Please start by reading Dennis Sasha, Dr. Dobb's Journal 1998

Here's my formalization of the "Tentmates" problem. You may want to modify it.


    Given: Set T of tents. Capacity function s: T →
    N+. Set C of campers, with |C| = sum(ran
    s). Preference function p: C × C → -10..10 where
    p(c1, c2) is the preference of c1 for c2 and

    forall c in C . p(c, c) = 0.

    Find: Assignment function a: C → T satisfying

    forall t in T . |{c | a(c) = t}| = s(t)

    and maximizing

    sum[c1, c2 in C, a(c1) = a(c2)] p(c1, c2)

We'd like to show that Tentmates is NP Complete.

  1. Transform the Tentmates description into a description of a decision problem. The general idea is to remove the maximization by just asking "is there an arrangement of people for this instance with at least k happiness?" Let's call this problem "k-Tentmates".

  2. We need a problem to reduce from. Find a description of the Max Clique problem, online or in the textbook (sec 16.1 pps 525-). The k-Clique problem is the decision version of the Max Clique problem.

  3. Reduce k-Clique to k'-Tentmates. To do this, you'll have to show a construction that, for any possible k-Clique instance I, produces (in polytime) a corresponding k'-Tentmates instance I' such that the answer to I' is yes if and only if the answer to I is yes. Note that in general k' will not be equal to k: that is, the happiness required by the k'-Tentmates instance will not be the same as the k in the k-Clique instance.

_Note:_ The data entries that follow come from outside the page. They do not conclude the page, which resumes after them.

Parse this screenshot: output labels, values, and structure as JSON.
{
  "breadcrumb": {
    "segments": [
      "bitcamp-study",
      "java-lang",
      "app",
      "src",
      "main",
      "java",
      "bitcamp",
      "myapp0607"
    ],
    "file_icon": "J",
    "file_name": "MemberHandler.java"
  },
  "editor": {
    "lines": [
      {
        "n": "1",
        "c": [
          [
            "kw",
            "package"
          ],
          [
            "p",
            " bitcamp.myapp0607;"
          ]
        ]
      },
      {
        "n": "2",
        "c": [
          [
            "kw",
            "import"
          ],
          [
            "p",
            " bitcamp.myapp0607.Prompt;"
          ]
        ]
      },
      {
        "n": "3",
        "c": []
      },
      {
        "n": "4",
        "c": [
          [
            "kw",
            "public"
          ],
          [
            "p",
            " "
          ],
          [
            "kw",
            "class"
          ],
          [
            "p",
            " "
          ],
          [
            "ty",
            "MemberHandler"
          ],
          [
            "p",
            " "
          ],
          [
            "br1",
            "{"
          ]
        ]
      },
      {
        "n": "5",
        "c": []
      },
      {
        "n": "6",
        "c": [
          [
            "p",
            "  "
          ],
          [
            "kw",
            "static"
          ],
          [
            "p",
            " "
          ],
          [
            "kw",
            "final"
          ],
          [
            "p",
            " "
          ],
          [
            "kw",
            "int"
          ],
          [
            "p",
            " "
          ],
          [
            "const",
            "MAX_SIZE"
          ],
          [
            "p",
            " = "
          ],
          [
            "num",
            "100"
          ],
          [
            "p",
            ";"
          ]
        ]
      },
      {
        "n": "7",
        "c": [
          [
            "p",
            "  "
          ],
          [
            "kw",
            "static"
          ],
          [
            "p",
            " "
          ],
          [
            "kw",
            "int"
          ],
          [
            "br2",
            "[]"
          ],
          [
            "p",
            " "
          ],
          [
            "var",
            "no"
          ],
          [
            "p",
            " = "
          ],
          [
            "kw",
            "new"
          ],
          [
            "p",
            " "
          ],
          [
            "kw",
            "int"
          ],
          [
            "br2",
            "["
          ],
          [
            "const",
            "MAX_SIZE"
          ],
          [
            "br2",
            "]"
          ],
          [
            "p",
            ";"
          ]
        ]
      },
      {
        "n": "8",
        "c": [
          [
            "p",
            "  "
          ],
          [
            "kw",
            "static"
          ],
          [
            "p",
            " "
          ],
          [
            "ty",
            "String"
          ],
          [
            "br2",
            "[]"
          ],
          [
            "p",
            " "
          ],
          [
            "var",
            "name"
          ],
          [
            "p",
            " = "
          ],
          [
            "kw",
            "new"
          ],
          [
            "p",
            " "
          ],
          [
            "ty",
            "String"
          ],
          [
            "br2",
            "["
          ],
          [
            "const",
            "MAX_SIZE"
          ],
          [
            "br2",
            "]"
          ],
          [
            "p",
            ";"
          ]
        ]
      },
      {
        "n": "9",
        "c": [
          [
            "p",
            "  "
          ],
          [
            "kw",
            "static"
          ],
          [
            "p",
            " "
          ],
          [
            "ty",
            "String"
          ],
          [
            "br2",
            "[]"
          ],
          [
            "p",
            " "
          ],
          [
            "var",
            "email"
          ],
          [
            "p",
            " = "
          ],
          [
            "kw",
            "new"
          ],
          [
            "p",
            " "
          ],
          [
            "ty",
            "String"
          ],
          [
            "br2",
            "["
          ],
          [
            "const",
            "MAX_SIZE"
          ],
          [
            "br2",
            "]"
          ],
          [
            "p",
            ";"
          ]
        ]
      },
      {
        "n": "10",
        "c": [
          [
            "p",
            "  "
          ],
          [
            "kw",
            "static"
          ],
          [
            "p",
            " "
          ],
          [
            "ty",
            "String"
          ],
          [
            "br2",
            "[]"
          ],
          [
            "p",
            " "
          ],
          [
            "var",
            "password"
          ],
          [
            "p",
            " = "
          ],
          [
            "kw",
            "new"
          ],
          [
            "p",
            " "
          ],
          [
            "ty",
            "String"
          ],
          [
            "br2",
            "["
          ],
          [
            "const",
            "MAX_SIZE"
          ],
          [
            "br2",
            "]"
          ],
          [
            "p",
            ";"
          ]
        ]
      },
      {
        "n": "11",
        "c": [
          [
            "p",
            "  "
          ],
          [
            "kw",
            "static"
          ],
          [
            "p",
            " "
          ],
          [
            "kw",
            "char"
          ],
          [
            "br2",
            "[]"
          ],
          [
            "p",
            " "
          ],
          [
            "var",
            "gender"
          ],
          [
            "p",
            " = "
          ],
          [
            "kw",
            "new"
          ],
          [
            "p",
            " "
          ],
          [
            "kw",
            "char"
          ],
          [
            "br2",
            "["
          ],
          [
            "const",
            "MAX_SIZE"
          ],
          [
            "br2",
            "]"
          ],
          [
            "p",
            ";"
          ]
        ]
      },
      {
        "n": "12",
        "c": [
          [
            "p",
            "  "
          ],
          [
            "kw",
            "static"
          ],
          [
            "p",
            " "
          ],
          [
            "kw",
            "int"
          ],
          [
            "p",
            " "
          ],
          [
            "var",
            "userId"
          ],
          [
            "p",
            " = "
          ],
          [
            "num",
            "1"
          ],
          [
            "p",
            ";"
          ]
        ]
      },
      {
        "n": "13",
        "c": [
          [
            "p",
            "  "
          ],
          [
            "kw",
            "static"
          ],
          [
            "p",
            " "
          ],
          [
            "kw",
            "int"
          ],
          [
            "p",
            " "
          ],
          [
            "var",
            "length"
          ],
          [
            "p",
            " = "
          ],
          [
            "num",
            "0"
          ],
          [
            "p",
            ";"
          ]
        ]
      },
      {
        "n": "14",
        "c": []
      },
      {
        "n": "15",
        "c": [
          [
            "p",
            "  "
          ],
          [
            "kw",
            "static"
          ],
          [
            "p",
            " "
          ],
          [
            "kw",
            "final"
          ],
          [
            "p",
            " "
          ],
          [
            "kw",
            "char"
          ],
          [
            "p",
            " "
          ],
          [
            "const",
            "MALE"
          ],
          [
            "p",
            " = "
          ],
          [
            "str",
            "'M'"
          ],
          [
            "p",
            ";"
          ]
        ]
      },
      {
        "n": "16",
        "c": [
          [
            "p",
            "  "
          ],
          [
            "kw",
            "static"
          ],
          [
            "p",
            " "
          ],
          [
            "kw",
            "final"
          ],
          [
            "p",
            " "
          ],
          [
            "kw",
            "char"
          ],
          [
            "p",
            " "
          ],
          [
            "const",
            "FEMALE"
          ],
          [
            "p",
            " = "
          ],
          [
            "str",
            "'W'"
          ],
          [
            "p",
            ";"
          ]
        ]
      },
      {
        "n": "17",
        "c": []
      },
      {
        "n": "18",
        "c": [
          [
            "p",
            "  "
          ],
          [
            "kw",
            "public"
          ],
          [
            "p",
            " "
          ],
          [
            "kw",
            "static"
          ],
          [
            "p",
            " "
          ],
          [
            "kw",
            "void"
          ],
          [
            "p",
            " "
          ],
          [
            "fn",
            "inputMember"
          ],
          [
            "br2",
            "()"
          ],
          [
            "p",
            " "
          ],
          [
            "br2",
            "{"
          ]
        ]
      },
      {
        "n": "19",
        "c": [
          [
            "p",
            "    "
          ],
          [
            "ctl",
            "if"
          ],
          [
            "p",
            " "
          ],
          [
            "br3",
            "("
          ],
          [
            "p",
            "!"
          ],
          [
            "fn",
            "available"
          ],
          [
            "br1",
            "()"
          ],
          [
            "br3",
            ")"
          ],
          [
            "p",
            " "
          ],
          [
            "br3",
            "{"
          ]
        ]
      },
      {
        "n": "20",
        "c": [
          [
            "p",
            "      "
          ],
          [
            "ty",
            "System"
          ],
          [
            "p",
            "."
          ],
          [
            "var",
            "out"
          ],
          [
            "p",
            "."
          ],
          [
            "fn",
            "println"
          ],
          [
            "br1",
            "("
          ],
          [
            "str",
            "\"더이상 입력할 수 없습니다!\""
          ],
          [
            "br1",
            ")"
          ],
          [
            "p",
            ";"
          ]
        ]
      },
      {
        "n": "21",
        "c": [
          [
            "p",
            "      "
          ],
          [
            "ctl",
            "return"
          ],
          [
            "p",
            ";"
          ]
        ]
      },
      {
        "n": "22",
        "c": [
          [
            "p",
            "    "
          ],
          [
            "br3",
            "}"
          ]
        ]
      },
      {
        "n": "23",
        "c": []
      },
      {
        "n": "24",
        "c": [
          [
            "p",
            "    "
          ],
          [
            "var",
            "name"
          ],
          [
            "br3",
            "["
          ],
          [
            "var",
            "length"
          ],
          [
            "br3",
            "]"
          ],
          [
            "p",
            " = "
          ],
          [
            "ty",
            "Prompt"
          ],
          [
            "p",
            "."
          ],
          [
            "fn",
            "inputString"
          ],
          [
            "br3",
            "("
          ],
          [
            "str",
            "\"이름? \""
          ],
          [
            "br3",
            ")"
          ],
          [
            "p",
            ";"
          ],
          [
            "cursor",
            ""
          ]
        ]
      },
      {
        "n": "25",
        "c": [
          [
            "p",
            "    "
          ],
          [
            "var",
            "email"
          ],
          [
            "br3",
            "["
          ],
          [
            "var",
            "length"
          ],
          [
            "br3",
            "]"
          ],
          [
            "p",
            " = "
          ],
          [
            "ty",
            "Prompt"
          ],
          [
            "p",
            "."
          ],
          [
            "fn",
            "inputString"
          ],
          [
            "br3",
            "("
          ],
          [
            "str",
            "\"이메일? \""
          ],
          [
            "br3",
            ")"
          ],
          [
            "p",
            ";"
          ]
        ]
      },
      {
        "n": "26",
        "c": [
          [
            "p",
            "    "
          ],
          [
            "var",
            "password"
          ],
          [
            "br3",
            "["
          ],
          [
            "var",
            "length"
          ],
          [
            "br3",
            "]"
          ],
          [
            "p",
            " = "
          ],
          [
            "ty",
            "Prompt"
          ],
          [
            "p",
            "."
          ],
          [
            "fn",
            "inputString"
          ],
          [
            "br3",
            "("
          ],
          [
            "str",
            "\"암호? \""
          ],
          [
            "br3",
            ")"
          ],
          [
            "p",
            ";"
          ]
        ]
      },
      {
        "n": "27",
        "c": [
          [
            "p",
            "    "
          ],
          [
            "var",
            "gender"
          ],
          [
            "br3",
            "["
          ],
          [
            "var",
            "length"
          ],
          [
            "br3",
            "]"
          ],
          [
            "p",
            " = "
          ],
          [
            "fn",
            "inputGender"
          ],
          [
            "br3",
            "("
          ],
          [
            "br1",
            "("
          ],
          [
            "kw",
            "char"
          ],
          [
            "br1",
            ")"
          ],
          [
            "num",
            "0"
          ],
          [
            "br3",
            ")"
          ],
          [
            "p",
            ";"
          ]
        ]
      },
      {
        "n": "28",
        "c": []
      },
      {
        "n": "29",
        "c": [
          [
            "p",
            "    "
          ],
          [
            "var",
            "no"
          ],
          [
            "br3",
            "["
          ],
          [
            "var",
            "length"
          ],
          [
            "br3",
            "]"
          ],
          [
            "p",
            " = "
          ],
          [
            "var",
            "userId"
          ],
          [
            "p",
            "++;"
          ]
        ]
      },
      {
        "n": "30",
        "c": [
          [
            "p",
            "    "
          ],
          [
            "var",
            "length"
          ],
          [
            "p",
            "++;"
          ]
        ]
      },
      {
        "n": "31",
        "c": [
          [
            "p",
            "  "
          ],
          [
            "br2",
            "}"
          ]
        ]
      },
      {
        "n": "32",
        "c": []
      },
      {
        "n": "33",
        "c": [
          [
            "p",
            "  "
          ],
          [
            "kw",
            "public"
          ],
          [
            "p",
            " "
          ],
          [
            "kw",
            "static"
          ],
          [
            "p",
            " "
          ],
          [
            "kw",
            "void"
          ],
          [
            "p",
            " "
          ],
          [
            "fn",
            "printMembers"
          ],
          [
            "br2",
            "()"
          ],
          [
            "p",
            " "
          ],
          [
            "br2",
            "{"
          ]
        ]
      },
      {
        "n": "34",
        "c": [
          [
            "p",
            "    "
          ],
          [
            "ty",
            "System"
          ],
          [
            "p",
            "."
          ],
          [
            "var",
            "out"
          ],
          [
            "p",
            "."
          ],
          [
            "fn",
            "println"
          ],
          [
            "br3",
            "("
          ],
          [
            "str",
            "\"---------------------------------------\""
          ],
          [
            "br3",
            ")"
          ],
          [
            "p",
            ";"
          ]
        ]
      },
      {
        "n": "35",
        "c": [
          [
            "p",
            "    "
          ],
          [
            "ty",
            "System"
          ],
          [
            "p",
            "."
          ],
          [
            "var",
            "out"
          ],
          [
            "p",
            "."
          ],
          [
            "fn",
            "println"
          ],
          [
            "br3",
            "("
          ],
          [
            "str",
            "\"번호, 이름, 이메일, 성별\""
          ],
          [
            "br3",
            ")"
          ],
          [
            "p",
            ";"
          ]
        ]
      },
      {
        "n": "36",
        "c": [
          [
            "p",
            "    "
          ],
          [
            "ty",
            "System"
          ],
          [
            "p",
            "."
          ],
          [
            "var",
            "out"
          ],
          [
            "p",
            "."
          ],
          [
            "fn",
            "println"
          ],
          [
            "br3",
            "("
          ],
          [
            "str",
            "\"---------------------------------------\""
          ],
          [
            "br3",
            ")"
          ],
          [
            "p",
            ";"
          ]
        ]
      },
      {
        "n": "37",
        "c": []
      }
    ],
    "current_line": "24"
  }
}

  4. Explain how you would infer the vertices involved in the specific k-Clique in the original instance from the solution to k'-Tentmates, when one exists.


  • What feature of a k'-Tentmates instance should correspond to vertices in the k-Clique instance?

  • What feature of a k'-Tentmates instance might be used to encode the edges of a k-Clique instance?

  • Once you've got those figured out, how do you constrain the k'-Tentmates instance so that it answers yes exactly when the k-Clique answer is yes?